Regensburger verabschiedet bisherigen Leiter der Polizeidirektion Ingolstadt Karl-Heinz Bausch und führt Nachfolger Ludwig Egner in das Amt ein
Innenstaatssekretär Hermann Regensburger verabschiedete heute im Rahmen einer Feierstunde den bisherigen Leiter der Polizeidirektion Ingolstadt, Leitenden Polizeidirektor Karl-Heinz Bausch (60) in den Ruhestand und führte dessen Nachfolger, Leitenden Polizeidirektor Ludwig Egner (54) in sein Amt ein. Regensburger dankte dem scheidenden Leiter der Polizeidirektion für seinen langjährigen intensiven Einsatz.

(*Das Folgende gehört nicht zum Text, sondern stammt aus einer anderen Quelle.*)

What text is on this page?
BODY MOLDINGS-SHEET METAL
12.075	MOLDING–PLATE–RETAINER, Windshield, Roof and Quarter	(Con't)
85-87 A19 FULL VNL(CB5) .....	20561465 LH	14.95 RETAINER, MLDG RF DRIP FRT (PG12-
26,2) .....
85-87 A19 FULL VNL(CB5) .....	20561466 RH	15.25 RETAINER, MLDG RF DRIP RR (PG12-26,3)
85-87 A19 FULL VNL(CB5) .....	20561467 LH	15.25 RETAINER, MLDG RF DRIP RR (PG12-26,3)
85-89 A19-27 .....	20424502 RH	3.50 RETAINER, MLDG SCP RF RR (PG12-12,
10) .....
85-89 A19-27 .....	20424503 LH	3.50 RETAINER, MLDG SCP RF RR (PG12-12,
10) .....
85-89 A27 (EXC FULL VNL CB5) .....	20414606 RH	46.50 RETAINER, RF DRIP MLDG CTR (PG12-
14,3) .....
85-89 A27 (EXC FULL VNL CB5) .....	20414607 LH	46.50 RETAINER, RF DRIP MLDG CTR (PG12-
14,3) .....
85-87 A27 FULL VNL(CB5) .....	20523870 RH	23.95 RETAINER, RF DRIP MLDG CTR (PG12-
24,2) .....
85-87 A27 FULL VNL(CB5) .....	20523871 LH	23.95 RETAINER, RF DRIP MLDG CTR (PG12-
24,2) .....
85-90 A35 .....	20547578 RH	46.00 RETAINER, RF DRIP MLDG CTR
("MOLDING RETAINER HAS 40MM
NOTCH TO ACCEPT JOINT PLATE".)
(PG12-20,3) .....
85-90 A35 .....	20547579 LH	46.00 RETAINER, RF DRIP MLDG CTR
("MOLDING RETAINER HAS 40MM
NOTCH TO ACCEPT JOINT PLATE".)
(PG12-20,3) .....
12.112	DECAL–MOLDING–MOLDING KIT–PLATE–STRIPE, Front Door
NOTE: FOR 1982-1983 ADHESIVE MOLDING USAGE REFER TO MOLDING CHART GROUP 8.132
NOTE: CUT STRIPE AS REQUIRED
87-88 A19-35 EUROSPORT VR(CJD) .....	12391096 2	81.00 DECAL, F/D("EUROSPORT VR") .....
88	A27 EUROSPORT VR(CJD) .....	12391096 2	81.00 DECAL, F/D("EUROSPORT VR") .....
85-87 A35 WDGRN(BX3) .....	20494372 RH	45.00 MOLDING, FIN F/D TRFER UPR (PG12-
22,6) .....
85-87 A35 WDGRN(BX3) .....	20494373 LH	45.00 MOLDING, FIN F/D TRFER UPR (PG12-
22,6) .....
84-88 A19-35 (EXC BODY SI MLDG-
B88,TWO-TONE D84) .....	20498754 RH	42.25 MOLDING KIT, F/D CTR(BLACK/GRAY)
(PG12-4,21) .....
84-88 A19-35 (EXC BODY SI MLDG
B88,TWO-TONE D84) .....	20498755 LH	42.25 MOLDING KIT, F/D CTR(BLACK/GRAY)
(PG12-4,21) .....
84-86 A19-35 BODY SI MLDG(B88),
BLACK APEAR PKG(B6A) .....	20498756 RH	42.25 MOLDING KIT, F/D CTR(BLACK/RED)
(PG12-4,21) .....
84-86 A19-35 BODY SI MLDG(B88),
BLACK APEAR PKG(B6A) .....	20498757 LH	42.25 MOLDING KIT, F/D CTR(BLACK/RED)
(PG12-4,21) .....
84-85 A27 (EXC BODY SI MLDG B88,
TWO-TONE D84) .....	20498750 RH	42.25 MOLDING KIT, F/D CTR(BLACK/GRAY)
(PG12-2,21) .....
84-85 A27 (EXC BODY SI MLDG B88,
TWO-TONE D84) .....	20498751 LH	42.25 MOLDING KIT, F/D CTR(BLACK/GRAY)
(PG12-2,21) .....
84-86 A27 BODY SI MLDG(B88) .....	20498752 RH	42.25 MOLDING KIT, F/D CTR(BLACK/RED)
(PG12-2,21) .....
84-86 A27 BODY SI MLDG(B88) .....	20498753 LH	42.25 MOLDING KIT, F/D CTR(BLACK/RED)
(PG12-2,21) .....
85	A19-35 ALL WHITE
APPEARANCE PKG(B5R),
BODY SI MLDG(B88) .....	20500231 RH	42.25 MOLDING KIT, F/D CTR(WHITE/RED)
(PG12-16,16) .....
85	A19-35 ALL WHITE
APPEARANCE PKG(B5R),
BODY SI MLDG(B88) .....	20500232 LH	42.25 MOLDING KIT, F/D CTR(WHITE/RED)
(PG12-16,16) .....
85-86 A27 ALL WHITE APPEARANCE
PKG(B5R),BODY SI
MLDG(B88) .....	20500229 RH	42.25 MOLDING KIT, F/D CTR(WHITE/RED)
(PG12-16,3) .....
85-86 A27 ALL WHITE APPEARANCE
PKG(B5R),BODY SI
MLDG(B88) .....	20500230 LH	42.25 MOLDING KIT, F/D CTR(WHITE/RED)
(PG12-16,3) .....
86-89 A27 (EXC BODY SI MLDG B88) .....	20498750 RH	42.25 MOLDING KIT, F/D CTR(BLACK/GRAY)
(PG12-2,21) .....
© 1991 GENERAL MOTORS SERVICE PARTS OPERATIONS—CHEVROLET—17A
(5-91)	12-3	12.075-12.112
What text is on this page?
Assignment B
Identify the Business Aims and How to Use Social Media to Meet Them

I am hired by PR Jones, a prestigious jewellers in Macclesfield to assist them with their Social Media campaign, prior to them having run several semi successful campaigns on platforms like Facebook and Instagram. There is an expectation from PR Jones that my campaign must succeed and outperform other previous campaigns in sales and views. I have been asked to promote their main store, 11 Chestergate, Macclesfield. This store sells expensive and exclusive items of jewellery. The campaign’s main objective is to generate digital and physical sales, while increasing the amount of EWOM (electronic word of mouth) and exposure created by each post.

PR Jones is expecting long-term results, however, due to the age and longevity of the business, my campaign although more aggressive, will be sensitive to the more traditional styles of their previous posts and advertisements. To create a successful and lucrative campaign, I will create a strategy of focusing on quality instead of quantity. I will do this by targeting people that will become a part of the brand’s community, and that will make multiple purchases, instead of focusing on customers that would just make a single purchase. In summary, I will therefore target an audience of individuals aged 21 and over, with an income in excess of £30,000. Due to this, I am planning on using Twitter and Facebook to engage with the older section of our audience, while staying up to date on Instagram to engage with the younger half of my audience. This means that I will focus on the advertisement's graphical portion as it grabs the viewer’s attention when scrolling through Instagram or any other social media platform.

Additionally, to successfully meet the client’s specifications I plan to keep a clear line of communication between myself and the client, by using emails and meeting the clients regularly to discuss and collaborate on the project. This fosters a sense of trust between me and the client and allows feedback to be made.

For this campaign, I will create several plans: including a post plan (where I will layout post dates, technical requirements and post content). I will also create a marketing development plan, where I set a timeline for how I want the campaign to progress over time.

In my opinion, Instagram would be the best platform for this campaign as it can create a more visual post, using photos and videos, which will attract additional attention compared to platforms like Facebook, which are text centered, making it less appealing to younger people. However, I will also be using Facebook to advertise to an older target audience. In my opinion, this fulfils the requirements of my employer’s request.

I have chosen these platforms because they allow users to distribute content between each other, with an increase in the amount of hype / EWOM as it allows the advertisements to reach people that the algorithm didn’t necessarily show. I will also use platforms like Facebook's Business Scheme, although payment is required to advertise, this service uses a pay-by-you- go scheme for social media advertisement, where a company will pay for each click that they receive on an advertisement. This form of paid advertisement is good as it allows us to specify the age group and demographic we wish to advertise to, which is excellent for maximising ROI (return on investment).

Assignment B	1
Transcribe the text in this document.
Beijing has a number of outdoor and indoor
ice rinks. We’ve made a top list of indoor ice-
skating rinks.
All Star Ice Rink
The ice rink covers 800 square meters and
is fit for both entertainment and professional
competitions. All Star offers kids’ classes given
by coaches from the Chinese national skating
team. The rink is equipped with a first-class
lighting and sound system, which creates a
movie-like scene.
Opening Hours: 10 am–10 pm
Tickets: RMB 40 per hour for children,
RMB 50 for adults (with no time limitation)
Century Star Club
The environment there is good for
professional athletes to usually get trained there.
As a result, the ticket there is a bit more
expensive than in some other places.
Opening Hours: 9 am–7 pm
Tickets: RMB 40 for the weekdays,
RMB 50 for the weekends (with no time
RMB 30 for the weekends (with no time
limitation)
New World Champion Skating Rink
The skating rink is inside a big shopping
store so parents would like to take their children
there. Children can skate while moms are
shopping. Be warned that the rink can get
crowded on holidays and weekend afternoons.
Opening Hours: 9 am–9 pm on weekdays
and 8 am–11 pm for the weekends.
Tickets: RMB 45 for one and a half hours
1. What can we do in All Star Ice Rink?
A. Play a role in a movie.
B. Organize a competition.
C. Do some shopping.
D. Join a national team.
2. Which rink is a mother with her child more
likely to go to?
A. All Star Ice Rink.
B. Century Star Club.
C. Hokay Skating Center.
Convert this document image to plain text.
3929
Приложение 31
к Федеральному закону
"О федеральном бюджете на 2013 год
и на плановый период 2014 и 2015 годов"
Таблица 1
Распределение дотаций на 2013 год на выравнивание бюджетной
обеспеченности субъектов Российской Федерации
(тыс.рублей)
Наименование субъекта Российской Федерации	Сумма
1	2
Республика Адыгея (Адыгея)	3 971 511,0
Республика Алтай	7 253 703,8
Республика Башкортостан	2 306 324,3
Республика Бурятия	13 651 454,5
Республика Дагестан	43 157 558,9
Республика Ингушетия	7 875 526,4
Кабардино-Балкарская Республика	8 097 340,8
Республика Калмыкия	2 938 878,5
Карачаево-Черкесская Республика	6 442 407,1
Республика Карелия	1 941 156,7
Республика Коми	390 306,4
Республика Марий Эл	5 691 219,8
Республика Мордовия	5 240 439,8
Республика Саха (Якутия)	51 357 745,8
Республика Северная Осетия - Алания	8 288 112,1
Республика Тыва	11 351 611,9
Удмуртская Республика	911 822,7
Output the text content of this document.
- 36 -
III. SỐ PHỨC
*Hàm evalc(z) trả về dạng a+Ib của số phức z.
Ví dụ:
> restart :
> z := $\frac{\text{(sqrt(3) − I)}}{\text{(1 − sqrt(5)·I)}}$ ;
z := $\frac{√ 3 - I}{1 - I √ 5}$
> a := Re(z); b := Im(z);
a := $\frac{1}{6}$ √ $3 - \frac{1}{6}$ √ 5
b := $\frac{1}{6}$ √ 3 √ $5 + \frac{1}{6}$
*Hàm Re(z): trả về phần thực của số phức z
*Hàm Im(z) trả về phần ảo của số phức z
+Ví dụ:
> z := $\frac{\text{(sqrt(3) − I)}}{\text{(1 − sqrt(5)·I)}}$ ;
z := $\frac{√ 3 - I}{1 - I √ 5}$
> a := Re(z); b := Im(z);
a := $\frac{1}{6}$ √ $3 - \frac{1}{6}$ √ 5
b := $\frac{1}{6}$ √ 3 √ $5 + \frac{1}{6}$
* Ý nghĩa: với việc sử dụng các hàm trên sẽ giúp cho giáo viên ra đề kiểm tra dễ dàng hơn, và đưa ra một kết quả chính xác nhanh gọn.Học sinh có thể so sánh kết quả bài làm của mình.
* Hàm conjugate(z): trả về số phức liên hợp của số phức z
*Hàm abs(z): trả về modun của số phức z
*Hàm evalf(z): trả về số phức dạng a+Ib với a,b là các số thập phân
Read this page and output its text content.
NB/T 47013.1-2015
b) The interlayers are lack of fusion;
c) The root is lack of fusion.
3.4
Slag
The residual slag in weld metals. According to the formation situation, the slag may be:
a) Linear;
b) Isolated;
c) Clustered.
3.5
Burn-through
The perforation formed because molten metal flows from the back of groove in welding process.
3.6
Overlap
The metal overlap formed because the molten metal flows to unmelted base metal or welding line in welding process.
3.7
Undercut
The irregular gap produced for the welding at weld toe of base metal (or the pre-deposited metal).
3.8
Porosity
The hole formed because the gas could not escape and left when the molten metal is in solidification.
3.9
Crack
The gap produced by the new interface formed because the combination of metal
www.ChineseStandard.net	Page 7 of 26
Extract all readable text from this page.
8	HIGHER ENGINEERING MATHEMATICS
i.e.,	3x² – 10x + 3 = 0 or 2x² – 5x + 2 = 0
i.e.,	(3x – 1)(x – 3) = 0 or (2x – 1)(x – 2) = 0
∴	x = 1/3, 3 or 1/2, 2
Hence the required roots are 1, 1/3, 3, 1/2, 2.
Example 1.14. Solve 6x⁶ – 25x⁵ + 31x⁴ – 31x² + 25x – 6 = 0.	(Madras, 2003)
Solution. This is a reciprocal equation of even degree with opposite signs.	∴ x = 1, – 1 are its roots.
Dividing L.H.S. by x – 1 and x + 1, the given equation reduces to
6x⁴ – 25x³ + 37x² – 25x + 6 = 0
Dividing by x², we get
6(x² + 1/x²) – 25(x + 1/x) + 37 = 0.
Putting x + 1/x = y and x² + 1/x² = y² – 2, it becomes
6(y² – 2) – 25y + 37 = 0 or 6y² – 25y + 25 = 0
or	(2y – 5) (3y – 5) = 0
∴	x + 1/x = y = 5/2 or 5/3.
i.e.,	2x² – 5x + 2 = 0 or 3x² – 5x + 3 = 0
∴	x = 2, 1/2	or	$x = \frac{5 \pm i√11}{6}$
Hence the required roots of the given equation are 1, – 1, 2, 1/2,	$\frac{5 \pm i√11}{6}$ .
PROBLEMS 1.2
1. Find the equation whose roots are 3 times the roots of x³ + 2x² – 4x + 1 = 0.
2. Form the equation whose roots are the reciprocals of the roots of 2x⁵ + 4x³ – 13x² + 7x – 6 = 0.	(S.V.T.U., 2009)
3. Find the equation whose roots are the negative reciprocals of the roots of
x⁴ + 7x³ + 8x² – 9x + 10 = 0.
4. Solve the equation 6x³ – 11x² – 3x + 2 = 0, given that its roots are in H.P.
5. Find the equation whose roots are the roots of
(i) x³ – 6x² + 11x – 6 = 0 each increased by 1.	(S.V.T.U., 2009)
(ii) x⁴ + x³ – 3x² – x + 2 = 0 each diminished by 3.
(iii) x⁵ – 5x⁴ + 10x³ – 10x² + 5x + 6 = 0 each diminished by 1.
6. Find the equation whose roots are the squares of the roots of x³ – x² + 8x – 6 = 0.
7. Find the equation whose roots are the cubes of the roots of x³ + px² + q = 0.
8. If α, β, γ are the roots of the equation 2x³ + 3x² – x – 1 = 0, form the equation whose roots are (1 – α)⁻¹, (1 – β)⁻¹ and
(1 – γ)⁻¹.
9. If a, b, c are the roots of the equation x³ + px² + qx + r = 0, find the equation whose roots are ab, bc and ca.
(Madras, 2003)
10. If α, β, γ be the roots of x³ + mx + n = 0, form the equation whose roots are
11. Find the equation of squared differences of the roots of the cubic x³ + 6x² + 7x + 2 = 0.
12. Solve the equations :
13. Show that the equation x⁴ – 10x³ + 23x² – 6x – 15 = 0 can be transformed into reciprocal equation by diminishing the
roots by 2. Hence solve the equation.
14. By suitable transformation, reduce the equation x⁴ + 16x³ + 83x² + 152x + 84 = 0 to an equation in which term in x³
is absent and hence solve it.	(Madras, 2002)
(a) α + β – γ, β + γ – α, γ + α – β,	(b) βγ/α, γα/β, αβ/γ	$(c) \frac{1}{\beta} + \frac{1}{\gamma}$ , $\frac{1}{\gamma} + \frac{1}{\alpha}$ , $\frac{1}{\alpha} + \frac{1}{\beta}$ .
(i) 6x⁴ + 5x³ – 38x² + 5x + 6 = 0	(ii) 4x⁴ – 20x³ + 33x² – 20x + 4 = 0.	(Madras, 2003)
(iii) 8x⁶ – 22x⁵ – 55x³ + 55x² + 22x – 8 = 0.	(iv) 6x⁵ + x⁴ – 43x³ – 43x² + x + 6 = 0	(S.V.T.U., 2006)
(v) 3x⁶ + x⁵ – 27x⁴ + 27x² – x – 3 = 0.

Karl-Heinz Bausch blickt auf eine lange und erfolgreiche Tätigkeit in den verschiedensten Bereichen der bayerischen Polizei zurück. Nach Abitur und Polizeiausbildung bei der 11. Bereitschaftspolizeihundertschaft in Würzburg arbeitete er als Zugführer bei verschiedenen Abteilungen und später im Stab der damaligen Direktion der Bayerischen Bereitschaftspolizei in München. 1971 wechselte er ins Innenministerium und war dort mit der Vorbereitung und Durchführung polizeilicher Maßnahmen anlässlich der XX. Olympischen Spiele 1972 in München beschäftigt. Danach wechselte er wieder zurück zur Bereitschaftspolizei und wurde in München Sachgebietsleiter für "ABC-Schutz". Nach dem Aufstieg in den höheren Polizeivollzugsdienst 1974 und kurzem Intermezzo als Leiter der Polizeistation Poing wurde er 1975 Leiter der Grenzpolizeiinspektion Furth im Wald. Wenig später übernahm er dort die schwierige Aufgabe als Grenzbeauftragter für die deutsch-tschechoslowakische Grenze. Ab 1980 war Bausch Leiter der II. Bereitschaftspolizeiabteilung in Eichstätt, bis er 1986 Leiter der Polizeidirektion Ingolstadt wurde.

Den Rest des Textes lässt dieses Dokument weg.